Providing an accurate picture of weather conditions in a pilot's area of interest has been proposed to be a highly useful application for ground-to-air data links. A problem with using data links to transmit such weather pictures is the large number of bits required to exactly specify a weather image. In "Weather Map Compression for Ground-to-Air Data Links", Proceedings of the Aeronautical Telecommications Symposium on Data Line Integration, May 15-17, 1990, sponsored by the FAA and Aeronautical Radio Incorporated in Annapolis, Md., herein incorporated by reference, Dr. Jeffrey L. Gertz presents two compression approaches: A Huffman-Type run length and coding scheme, and an approach called the "Polygon Ellipse" (PE) method.
The Polygon-Ellipse encoding method represents weather regions as ellipses, polygons, and exact patterns. The actual ellipse and polygon parameters are encoded and transmitted. The decoder then redraws the shapes from their encoded parameter values and fills in the included weather pixels. The PE method achieves high levels of compression because most weather regions are roughly elliptical or polygonal, and it generally takes fewer bits to specify the shape parameters of the region than to specify each of the pixels making up the region.

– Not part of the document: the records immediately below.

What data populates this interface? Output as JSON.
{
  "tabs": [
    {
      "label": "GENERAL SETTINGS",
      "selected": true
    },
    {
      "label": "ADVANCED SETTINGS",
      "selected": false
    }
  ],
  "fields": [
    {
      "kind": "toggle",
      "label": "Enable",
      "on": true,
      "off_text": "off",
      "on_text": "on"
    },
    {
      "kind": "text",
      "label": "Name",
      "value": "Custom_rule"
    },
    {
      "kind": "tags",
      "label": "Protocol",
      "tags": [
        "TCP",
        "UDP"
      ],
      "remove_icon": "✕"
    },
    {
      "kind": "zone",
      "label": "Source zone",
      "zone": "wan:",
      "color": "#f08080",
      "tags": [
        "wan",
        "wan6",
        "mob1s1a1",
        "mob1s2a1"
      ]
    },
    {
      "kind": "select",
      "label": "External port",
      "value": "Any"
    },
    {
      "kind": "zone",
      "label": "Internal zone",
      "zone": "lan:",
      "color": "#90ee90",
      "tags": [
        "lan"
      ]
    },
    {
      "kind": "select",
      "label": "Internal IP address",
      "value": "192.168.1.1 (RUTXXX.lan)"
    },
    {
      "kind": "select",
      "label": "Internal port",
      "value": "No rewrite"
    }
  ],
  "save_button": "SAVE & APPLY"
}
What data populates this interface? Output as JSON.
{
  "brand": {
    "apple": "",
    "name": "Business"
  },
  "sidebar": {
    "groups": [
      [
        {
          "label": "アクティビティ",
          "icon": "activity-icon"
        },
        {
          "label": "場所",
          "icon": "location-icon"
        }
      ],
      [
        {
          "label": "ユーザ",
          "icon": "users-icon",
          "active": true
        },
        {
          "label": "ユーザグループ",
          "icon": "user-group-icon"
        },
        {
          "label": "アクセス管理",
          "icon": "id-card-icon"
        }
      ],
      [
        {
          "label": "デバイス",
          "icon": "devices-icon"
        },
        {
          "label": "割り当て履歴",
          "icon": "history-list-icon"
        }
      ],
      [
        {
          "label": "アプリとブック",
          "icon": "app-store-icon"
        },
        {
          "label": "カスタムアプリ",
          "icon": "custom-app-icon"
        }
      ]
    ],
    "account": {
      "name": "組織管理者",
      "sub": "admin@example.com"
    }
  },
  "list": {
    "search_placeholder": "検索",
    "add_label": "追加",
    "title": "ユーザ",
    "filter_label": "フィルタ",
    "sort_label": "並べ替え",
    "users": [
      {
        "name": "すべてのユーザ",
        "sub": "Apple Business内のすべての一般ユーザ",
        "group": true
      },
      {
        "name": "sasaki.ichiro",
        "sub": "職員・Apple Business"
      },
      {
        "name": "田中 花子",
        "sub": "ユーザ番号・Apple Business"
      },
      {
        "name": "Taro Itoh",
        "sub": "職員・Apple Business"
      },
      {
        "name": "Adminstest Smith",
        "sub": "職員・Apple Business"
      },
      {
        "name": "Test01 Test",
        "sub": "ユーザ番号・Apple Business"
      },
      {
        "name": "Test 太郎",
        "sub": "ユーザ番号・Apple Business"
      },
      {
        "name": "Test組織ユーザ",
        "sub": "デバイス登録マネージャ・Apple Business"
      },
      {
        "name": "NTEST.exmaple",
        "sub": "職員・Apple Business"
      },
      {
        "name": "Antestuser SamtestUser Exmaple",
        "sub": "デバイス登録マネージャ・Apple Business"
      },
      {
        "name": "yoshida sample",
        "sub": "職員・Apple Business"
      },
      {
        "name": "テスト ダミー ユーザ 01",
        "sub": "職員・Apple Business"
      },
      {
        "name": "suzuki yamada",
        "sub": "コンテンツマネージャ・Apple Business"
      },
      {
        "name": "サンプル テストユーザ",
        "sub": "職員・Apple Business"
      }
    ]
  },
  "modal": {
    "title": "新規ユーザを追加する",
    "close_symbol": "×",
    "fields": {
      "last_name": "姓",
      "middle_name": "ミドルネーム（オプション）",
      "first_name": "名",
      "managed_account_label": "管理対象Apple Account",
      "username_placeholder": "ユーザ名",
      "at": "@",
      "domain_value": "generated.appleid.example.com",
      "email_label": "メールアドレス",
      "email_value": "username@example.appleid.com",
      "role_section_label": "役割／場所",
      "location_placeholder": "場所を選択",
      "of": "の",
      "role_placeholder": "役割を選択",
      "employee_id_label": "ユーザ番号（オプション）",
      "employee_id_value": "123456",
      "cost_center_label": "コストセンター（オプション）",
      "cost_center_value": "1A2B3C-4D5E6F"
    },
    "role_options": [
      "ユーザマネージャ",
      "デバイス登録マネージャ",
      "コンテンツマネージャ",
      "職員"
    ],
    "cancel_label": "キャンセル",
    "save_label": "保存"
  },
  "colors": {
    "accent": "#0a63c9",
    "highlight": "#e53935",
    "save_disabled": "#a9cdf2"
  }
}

For a pilot's purposes, a weather map made up of an array of between 64.times.64 (4096) and 256.times.256 (65,536), pixels is believed to provide sufficient information. Also, such an array is about all that is viewable on a typical aircraft cockpit display. Each pixel can indicate one of the seven National Weather Service weather levels and, thus, may be specified with three bits. A weather map image may therefore consist of between 12,288 and 196,608 bits of information, not counting any data link overhead. The Mode S data link protocols, for example, can only guarantee the transmission of one or two "Extended Length Message" (ELM-1280 bits) per aircraft, per scan. Other data links may be similarly limited. To transmit weather maps using Mode S protocol, for example, could require between a ten-fold and hundred-fold compression.
The present TDWR (Terminal Doppler Weather Radar), ASR-9 (Airport Surveillance Radar), and NEXRAD (NEXt generation weather RADar) radars are designed to provide hazardous weather information to controllers located at the tower or at an enroute center.